石と杭
ある町に、一人の男がいた。
彼はほとんど何も望まなかった。
望まなかったというより、望みを口にする前に、
いつも何かを始めてしまう癖があった。
足りないものがあれば、
それを数える前に、手を動かした。
不満が浮かべば、
それを言葉にする前に、何かを直した。
だから彼の望みは、たいてい言葉になる前に、
どこかへ消えてしまった。
町では、しばしば広場に人が集まっていた。
為政者に向けて、さまざまな要求を述べるためだった。
「もっと安全を」
「もっと仕事を」
「もっと公平を」
人々は順に声を上げ、
時に熱を帯び、時に疲れて帰っていった。
男もその近くを通ることはあったが、
立ち止まることは少なかった。
その日も、広場の端を通り過ぎ、
道に転がった石を端へ寄せていた。
誰かがそれを見て言った。
「そんなことをしても、何も変わらない」
男は少し考えた。
「そうかもしれません」
そう言って、もう一つ石を動かした。
「だが、あちらに言うべきだろう。
それが正しいやり方だ」
男は石を置き終えてから、答えた。
「そういうやり方もあるのだと思います」
それ以上は何も言わなかった。
広場ではその日も、言葉が積み重なっていた。
誰かが書き留め、誰かが運び、
やがて何かが変わるのかもしれなかった。
男はそれを遠くに聞きながら、
壊れた柵のところで立ち止まった。
杭が一本、ゆるんでいた。
彼は周りを見て、道具を借り、
静かに打ち直した。
うまくいかないところもあったが、
何度かやり直しているうちに、
柵は元の形に近づいた。
夕方になり、人々は広場から帰ってきた。
「今日は良い手応えがあった」
「いや、何も変わらない」
「次はもっと強く言うべきだ」
様々な声が行き交ったが、
男はそれを横で聞きながら、
柵のぐらつきをもう一度確かめていた。
ふと彼は思った。
「さっきのこれは、少しだけ良かったな」
何が良かったのか、はっきりとはしなかった。
杭がうまく収まったことか、
やり直した時間か、
それとも、何も言わなかったことか。
彼はもう一度、軽く柵を押した。
きしむ音はせず、静かに戻った。
「これでいい」
誰に聞かせるでもなく、そう思った。
町ではその後も、
多くの人が言葉を集め、
為政者に向けて差し出していた。
何かが変わることもあれば、
変わらないこともあった。
男は相変わらず、
言葉を差し出す代わりに、
手を動かしていた。
それは小さく、
ほとんど残らず、
誰にも数えられなかった。
それでも時折、
ほんの短いあいだだけ、
自分のしたことを確かめるように、静かに満足した。
それは誰にも知られず、
町の形を大きく変えることもなかったが、
彼にとっては、十分だった。
あとがき
ケネディ大統領の「国があなたのために何をしてくれるかではなく、あなたが国のために何ができるかを問いなさい」というあの演説を中学の英語の授業で聴いたとき、私は自分自身の行動パターンをはっきりと自覚しました。 実は、あの言葉に出会うずっと前の幼い頃から、私は人に頼み事をせず、まずは自分で行動してしまうタイプでした。
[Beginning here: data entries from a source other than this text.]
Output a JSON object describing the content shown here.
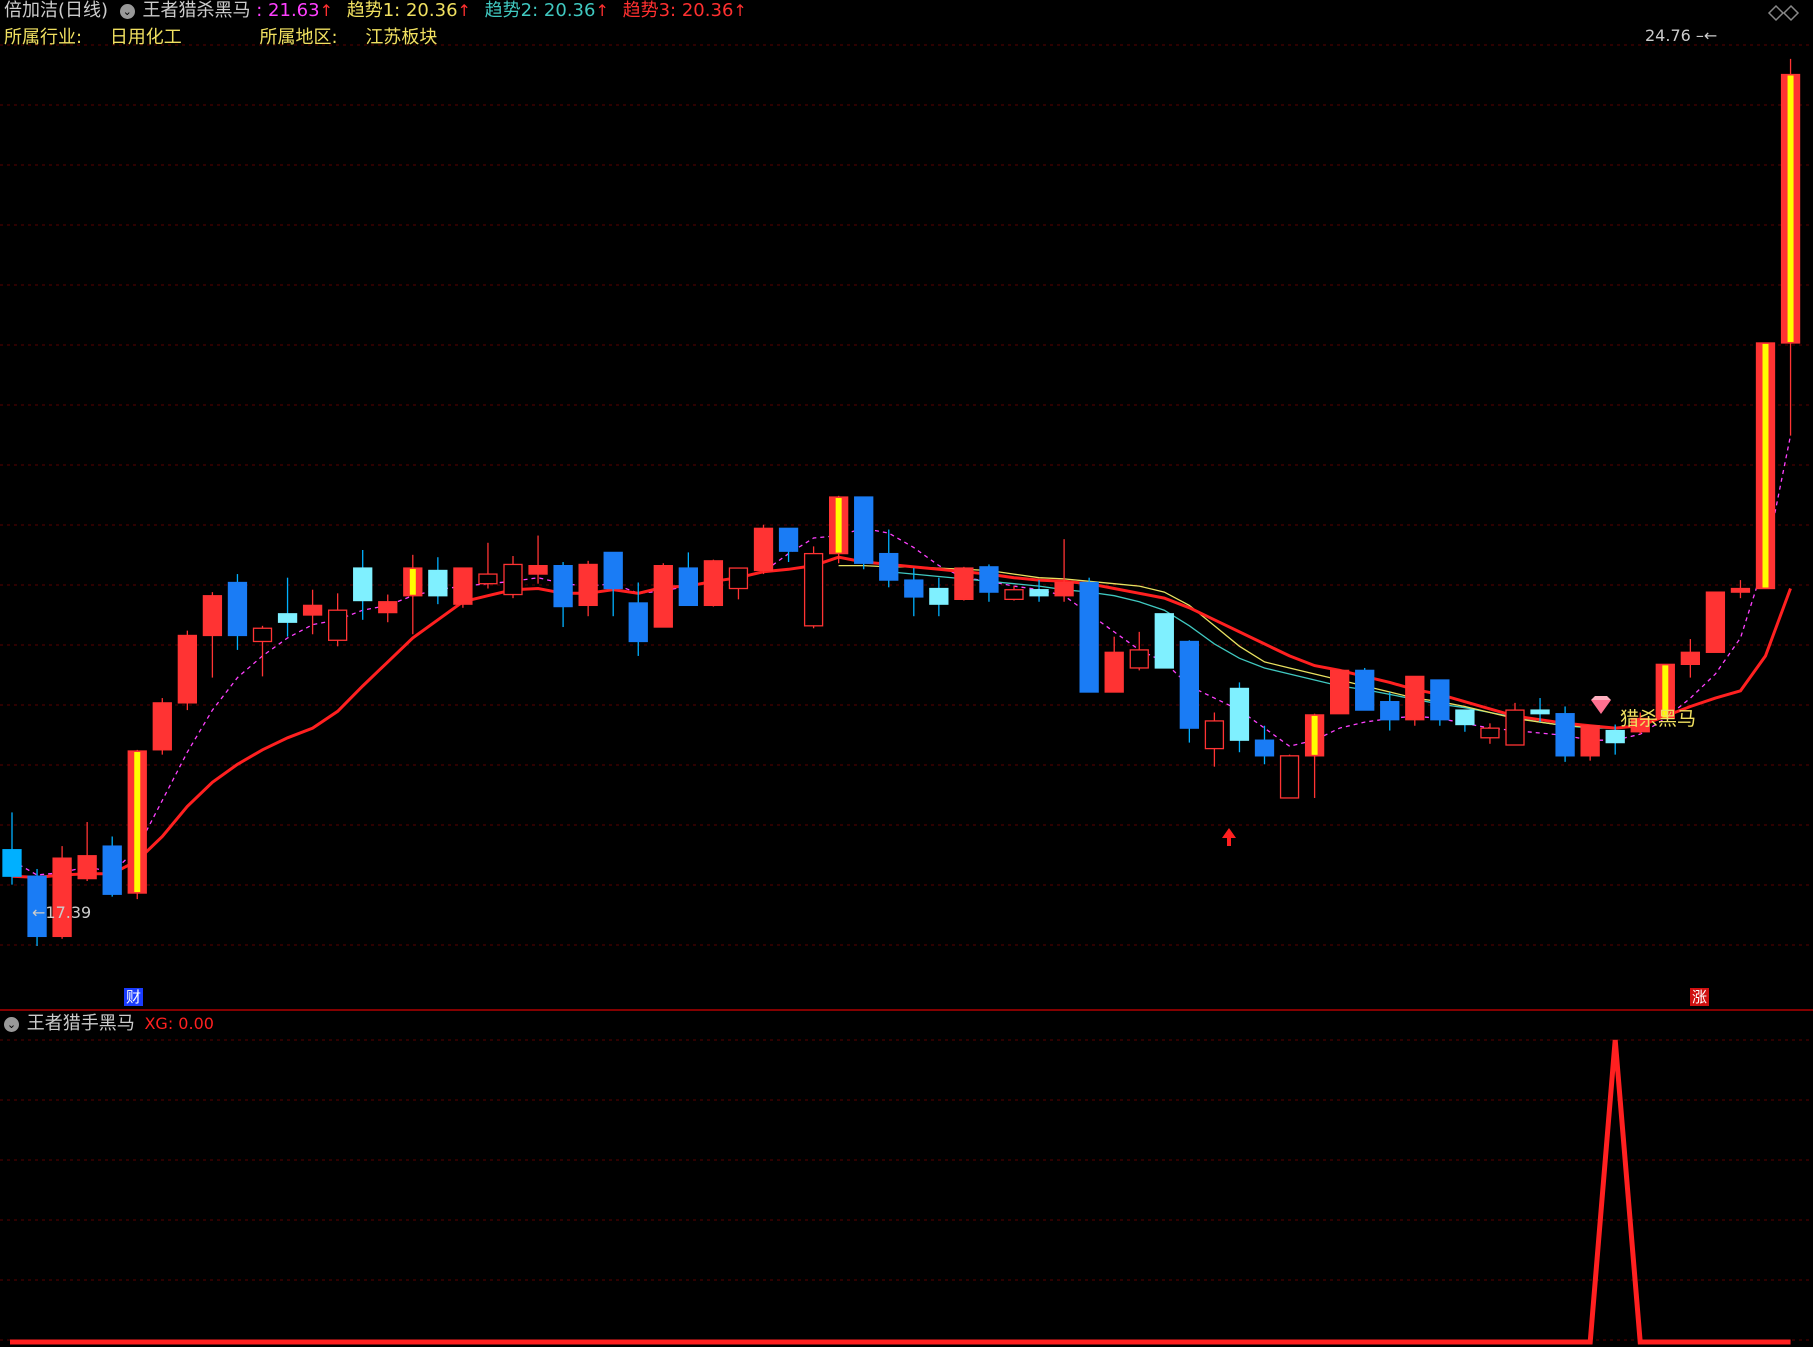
{
  "header": {
    "stock": "倍加洁(日线)",
    "indicator": "王者猎杀黑马",
    "main_value": ": 21.63",
    "trend1_label": "趋势1:",
    "trend1_value": "20.36",
    "trend2_label": "趋势2:",
    "trend2_value": "20.36",
    "trend3_label": "趋势3:",
    "trend3_value": "20.36",
    "up_arrow": "↑"
  },
  "info": {
    "industry_label": "所属行业:",
    "industry_value": "日用化工",
    "region_label": "所属地区:",
    "region_value": "江苏板块"
  },
  "annotations": {
    "high_label": "24.76",
    "low_label": "17.39",
    "signal_label": "猎杀黑马",
    "cai_badge": "财",
    "zhang_badge": "涨",
    "diamond_icon": "diamond-icon"
  },
  "sub_panel": {
    "title": "王者猎手黑马",
    "xg_label": "XG: 0.00"
  },
  "colors": {
    "up": "#ff3333",
    "down": "#00b0ff",
    "down_fill": "#1a7cf5",
    "down_light": "#7ff0ff",
    "limit_up": "#ffff00",
    "ma_red": "#ff2020",
    "ma_yellow": "#e8e060",
    "ma_teal": "#40c8c0",
    "ma_magenta": "#ff40ff",
    "grid": "#5a0000",
    "gold_text": "#f0e060"
  },
  "chart_data": {
    "type": "candlestick",
    "ylim": [
      16.9,
      25.0
    ],
    "sub_ylim": [
      0,
      1
    ],
    "candles": [
      {
        "o": 18.19,
        "h": 18.5,
        "l": 17.9,
        "c": 17.97,
        "k": "down"
      },
      {
        "o": 17.97,
        "h": 18.03,
        "l": 17.39,
        "c": 17.47,
        "k": "downf"
      },
      {
        "o": 17.47,
        "h": 18.22,
        "l": 17.45,
        "c": 18.12,
        "k": "up"
      },
      {
        "o": 18.14,
        "h": 18.42,
        "l": 17.93,
        "c": 17.95,
        "k": "up"
      },
      {
        "o": 18.22,
        "h": 18.3,
        "l": 17.8,
        "c": 17.82,
        "k": "downf"
      },
      {
        "o": 17.83,
        "h": 19.02,
        "l": 17.78,
        "c": 19.01,
        "k": "limit"
      },
      {
        "o": 19.02,
        "h": 19.45,
        "l": 18.98,
        "c": 19.41,
        "k": "up"
      },
      {
        "o": 19.41,
        "h": 20.01,
        "l": 19.35,
        "c": 19.97,
        "k": "up"
      },
      {
        "o": 19.97,
        "h": 20.33,
        "l": 19.62,
        "c": 20.3,
        "k": "up"
      },
      {
        "o": 20.41,
        "h": 20.48,
        "l": 19.85,
        "c": 19.97,
        "k": "downf"
      },
      {
        "o": 19.92,
        "h": 20.05,
        "l": 19.63,
        "c": 20.03,
        "k": "hollow"
      },
      {
        "o": 20.08,
        "h": 20.45,
        "l": 19.96,
        "c": 20.15,
        "k": "downl"
      },
      {
        "o": 20.14,
        "h": 20.35,
        "l": 19.98,
        "c": 20.22,
        "k": "up"
      },
      {
        "o": 19.93,
        "h": 20.32,
        "l": 19.88,
        "c": 20.18,
        "k": "hollow"
      },
      {
        "o": 20.53,
        "h": 20.68,
        "l": 20.1,
        "c": 20.26,
        "k": "downl"
      },
      {
        "o": 20.16,
        "h": 20.31,
        "l": 20.08,
        "c": 20.25,
        "k": "up"
      },
      {
        "o": 20.3,
        "h": 20.64,
        "l": 19.98,
        "c": 20.53,
        "k": "limit"
      },
      {
        "o": 20.51,
        "h": 20.62,
        "l": 20.23,
        "c": 20.3,
        "k": "downl"
      },
      {
        "o": 20.23,
        "h": 20.53,
        "l": 20.2,
        "c": 20.53,
        "k": "up"
      },
      {
        "o": 20.4,
        "h": 20.74,
        "l": 20.36,
        "c": 20.48,
        "k": "hollow"
      },
      {
        "o": 20.31,
        "h": 20.63,
        "l": 20.28,
        "c": 20.56,
        "k": "hollow"
      },
      {
        "o": 20.48,
        "h": 20.8,
        "l": 20.4,
        "c": 20.55,
        "k": "up"
      },
      {
        "o": 20.55,
        "h": 20.58,
        "l": 20.04,
        "c": 20.21,
        "k": "downf"
      },
      {
        "o": 20.22,
        "h": 20.59,
        "l": 20.13,
        "c": 20.56,
        "k": "up"
      },
      {
        "o": 20.66,
        "h": 20.66,
        "l": 20.13,
        "c": 20.36,
        "k": "downf"
      },
      {
        "o": 20.24,
        "h": 20.41,
        "l": 19.8,
        "c": 19.92,
        "k": "downf"
      },
      {
        "o": 20.04,
        "h": 20.57,
        "l": 20.04,
        "c": 20.55,
        "k": "up"
      },
      {
        "o": 20.53,
        "h": 20.66,
        "l": 20.22,
        "c": 20.22,
        "k": "downf"
      },
      {
        "o": 20.22,
        "h": 20.6,
        "l": 20.21,
        "c": 20.59,
        "k": "up"
      },
      {
        "o": 20.36,
        "h": 20.53,
        "l": 20.27,
        "c": 20.53,
        "k": "hollow"
      },
      {
        "o": 20.51,
        "h": 20.89,
        "l": 20.48,
        "c": 20.86,
        "k": "up"
      },
      {
        "o": 20.86,
        "h": 20.86,
        "l": 20.58,
        "c": 20.67,
        "k": "downf"
      },
      {
        "o": 20.05,
        "h": 20.71,
        "l": 20.03,
        "c": 20.65,
        "k": "hollow"
      },
      {
        "o": 20.65,
        "h": 21.13,
        "l": 20.57,
        "c": 21.12,
        "k": "limit"
      },
      {
        "o": 21.12,
        "h": 21.12,
        "l": 20.52,
        "c": 20.57,
        "k": "downf"
      },
      {
        "o": 20.65,
        "h": 20.85,
        "l": 20.37,
        "c": 20.43,
        "k": "downf"
      },
      {
        "o": 20.43,
        "h": 20.53,
        "l": 20.13,
        "c": 20.29,
        "k": "downf"
      },
      {
        "o": 20.36,
        "h": 20.45,
        "l": 20.13,
        "c": 20.23,
        "k": "downl"
      },
      {
        "o": 20.27,
        "h": 20.54,
        "l": 20.26,
        "c": 20.53,
        "k": "up"
      },
      {
        "o": 20.54,
        "h": 20.56,
        "l": 20.25,
        "c": 20.33,
        "k": "downf"
      },
      {
        "o": 20.27,
        "h": 20.38,
        "l": 20.26,
        "c": 20.35,
        "k": "hollow"
      },
      {
        "o": 20.35,
        "h": 20.43,
        "l": 20.25,
        "c": 20.3,
        "k": "downl"
      },
      {
        "o": 20.3,
        "h": 20.77,
        "l": 20.25,
        "c": 20.41,
        "k": "up"
      },
      {
        "o": 20.41,
        "h": 20.45,
        "l": 19.5,
        "c": 19.5,
        "k": "downf"
      },
      {
        "o": 19.5,
        "h": 19.96,
        "l": 19.5,
        "c": 19.83,
        "k": "up"
      },
      {
        "o": 19.7,
        "h": 20.0,
        "l": 19.68,
        "c": 19.85,
        "k": "hollow"
      },
      {
        "o": 20.15,
        "h": 20.15,
        "l": 19.7,
        "c": 19.7,
        "k": "downl"
      },
      {
        "o": 19.92,
        "h": 19.93,
        "l": 19.08,
        "c": 19.2,
        "k": "downf"
      },
      {
        "o": 19.03,
        "h": 19.33,
        "l": 18.88,
        "c": 19.26,
        "k": "hollow"
      },
      {
        "o": 19.53,
        "h": 19.58,
        "l": 19.0,
        "c": 19.1,
        "k": "downl"
      },
      {
        "o": 19.1,
        "h": 19.22,
        "l": 18.9,
        "c": 18.97,
        "k": "downf"
      },
      {
        "o": 18.62,
        "h": 18.98,
        "l": 18.62,
        "c": 18.97,
        "k": "hollow"
      },
      {
        "o": 18.97,
        "h": 19.32,
        "l": 18.62,
        "c": 19.31,
        "k": "limit"
      },
      {
        "o": 19.32,
        "h": 19.67,
        "l": 19.32,
        "c": 19.68,
        "k": "up"
      },
      {
        "o": 19.68,
        "h": 19.7,
        "l": 19.36,
        "c": 19.35,
        "k": "downf"
      },
      {
        "o": 19.42,
        "h": 19.5,
        "l": 19.18,
        "c": 19.27,
        "k": "downf"
      },
      {
        "o": 19.63,
        "h": 19.63,
        "l": 19.22,
        "c": 19.27,
        "k": "up"
      },
      {
        "o": 19.27,
        "h": 19.6,
        "l": 19.22,
        "c": 19.6,
        "k": "downf"
      },
      {
        "o": 19.35,
        "h": 19.35,
        "l": 19.17,
        "c": 19.23,
        "k": "downl"
      },
      {
        "o": 19.12,
        "h": 19.24,
        "l": 19.07,
        "c": 19.2,
        "k": "hollow"
      },
      {
        "o": 19.06,
        "h": 19.41,
        "l": 19.06,
        "c": 19.35,
        "k": "hollow"
      },
      {
        "o": 19.35,
        "h": 19.45,
        "l": 19.25,
        "c": 19.32,
        "k": "downl"
      },
      {
        "o": 19.32,
        "h": 19.38,
        "l": 18.92,
        "c": 18.97,
        "k": "downf"
      },
      {
        "o": 18.97,
        "h": 19.22,
        "l": 18.93,
        "c": 19.22,
        "k": "up"
      },
      {
        "o": 19.18,
        "h": 19.23,
        "l": 18.98,
        "c": 19.08,
        "k": "downl"
      },
      {
        "o": 19.17,
        "h": 19.33,
        "l": 19.15,
        "c": 19.28,
        "k": "up"
      },
      {
        "o": 19.28,
        "h": 19.73,
        "l": 19.28,
        "c": 19.73,
        "k": "limit"
      },
      {
        "o": 19.73,
        "h": 19.94,
        "l": 19.62,
        "c": 19.83,
        "k": "up"
      },
      {
        "o": 19.83,
        "h": 20.33,
        "l": 19.83,
        "c": 20.33,
        "k": "up"
      },
      {
        "o": 20.33,
        "h": 20.43,
        "l": 20.28,
        "c": 20.36,
        "k": "up"
      },
      {
        "o": 20.36,
        "h": 22.4,
        "l": 20.36,
        "c": 22.4,
        "k": "limit"
      },
      {
        "o": 22.4,
        "h": 24.76,
        "l": 21.63,
        "c": 24.63,
        "k": "limit"
      }
    ],
    "ma_red": [
      17.97,
      17.96,
      17.98,
      17.99,
      17.99,
      18.1,
      18.3,
      18.55,
      18.75,
      18.9,
      19.02,
      19.12,
      19.2,
      19.34,
      19.55,
      19.75,
      19.95,
      20.1,
      20.25,
      20.3,
      20.35,
      20.36,
      20.32,
      20.32,
      20.35,
      20.32,
      20.37,
      20.38,
      20.42,
      20.45,
      20.5,
      20.52,
      20.55,
      20.62,
      20.58,
      20.56,
      20.54,
      20.52,
      20.5,
      20.48,
      20.45,
      20.43,
      20.42,
      20.4,
      20.36,
      20.32,
      20.28,
      20.2,
      20.1,
      20.0,
      19.9,
      19.8,
      19.72,
      19.68,
      19.63,
      19.58,
      19.52,
      19.48,
      19.42,
      19.36,
      19.3,
      19.27,
      19.24,
      19.22,
      19.2,
      19.22,
      19.3,
      19.38,
      19.45,
      19.51,
      19.8,
      20.36
    ],
    "ma_yellow": [
      null,
      null,
      null,
      null,
      null,
      null,
      null,
      null,
      null,
      null,
      null,
      null,
      null,
      null,
      null,
      null,
      null,
      null,
      null,
      null,
      null,
      null,
      null,
      null,
      null,
      null,
      null,
      null,
      null,
      null,
      null,
      null,
      null,
      20.55,
      20.55,
      20.54,
      20.54,
      20.53,
      20.52,
      20.51,
      20.48,
      20.45,
      20.44,
      20.42,
      20.4,
      20.38,
      20.33,
      20.22,
      20.05,
      19.88,
      19.75,
      19.7,
      19.65,
      19.6,
      19.55,
      19.5,
      19.45,
      19.42,
      19.38,
      19.33,
      19.28,
      19.25,
      19.22,
      19.21,
      19.2,
      19.22,
      null,
      null,
      null,
      null,
      null,
      null
    ],
    "ma_teal": [
      null,
      null,
      null,
      null,
      null,
      null,
      null,
      null,
      null,
      null,
      null,
      null,
      null,
      null,
      null,
      null,
      null,
      null,
      null,
      null,
      null,
      null,
      null,
      null,
      null,
      null,
      null,
      null,
      null,
      null,
      null,
      null,
      null,
      null,
      null,
      20.5,
      20.48,
      20.46,
      20.44,
      20.42,
      20.4,
      20.38,
      20.35,
      20.33,
      20.3,
      20.25,
      20.18,
      20.05,
      19.9,
      19.78,
      19.7,
      19.65,
      19.6,
      19.55,
      19.52,
      19.48,
      19.44,
      19.4,
      19.37,
      19.33,
      19.29,
      19.25,
      19.22,
      19.2,
      19.2,
      null,
      null,
      null,
      null,
      null,
      null,
      null
    ],
    "ma_magenta": [
      18.1,
      17.98,
      18.0,
      18.05,
      18.0,
      18.2,
      18.6,
      19.0,
      19.35,
      19.62,
      19.8,
      19.95,
      20.06,
      20.1,
      20.18,
      20.22,
      20.3,
      20.35,
      20.38,
      20.4,
      20.42,
      20.45,
      20.4,
      20.38,
      20.4,
      20.32,
      20.34,
      20.38,
      20.42,
      20.45,
      20.5,
      20.65,
      20.78,
      20.8,
      20.86,
      20.82,
      20.7,
      20.55,
      20.45,
      20.42,
      20.38,
      20.35,
      20.3,
      20.15,
      20.0,
      19.85,
      19.75,
      19.55,
      19.45,
      19.35,
      19.2,
      19.05,
      19.1,
      19.2,
      19.25,
      19.28,
      19.3,
      19.28,
      19.24,
      19.2,
      19.18,
      19.16,
      19.14,
      19.1,
      19.1,
      19.15,
      19.28,
      19.45,
      19.65,
      19.95,
      20.6,
      21.63
    ],
    "xg_signal_index": 64
  }
}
自分だけの力ではどうにもならない問題に直面したとき、諦めてしまう。そんな自分を、私はずっと「欠点がある」と思ってきました。けれど、大人になった今も、その性格を改めることはできないままです。
今も私は、広場で声を上げる人々の輪には加わらず、一人でひっそりと、自分の手の届く範囲のことを淡々と実行して生きています。それが私の、精一杯の誠実な生き方なのだと感じています。
ケネディ大統領の演説の後、聴衆から大歓声が上がっていました。
先日、「働いて働いて働いて働いて働いてまいります」と言った人に対して、
「私も負けないように働きます」といった意見を見ない国とは大きな違いだと感じました。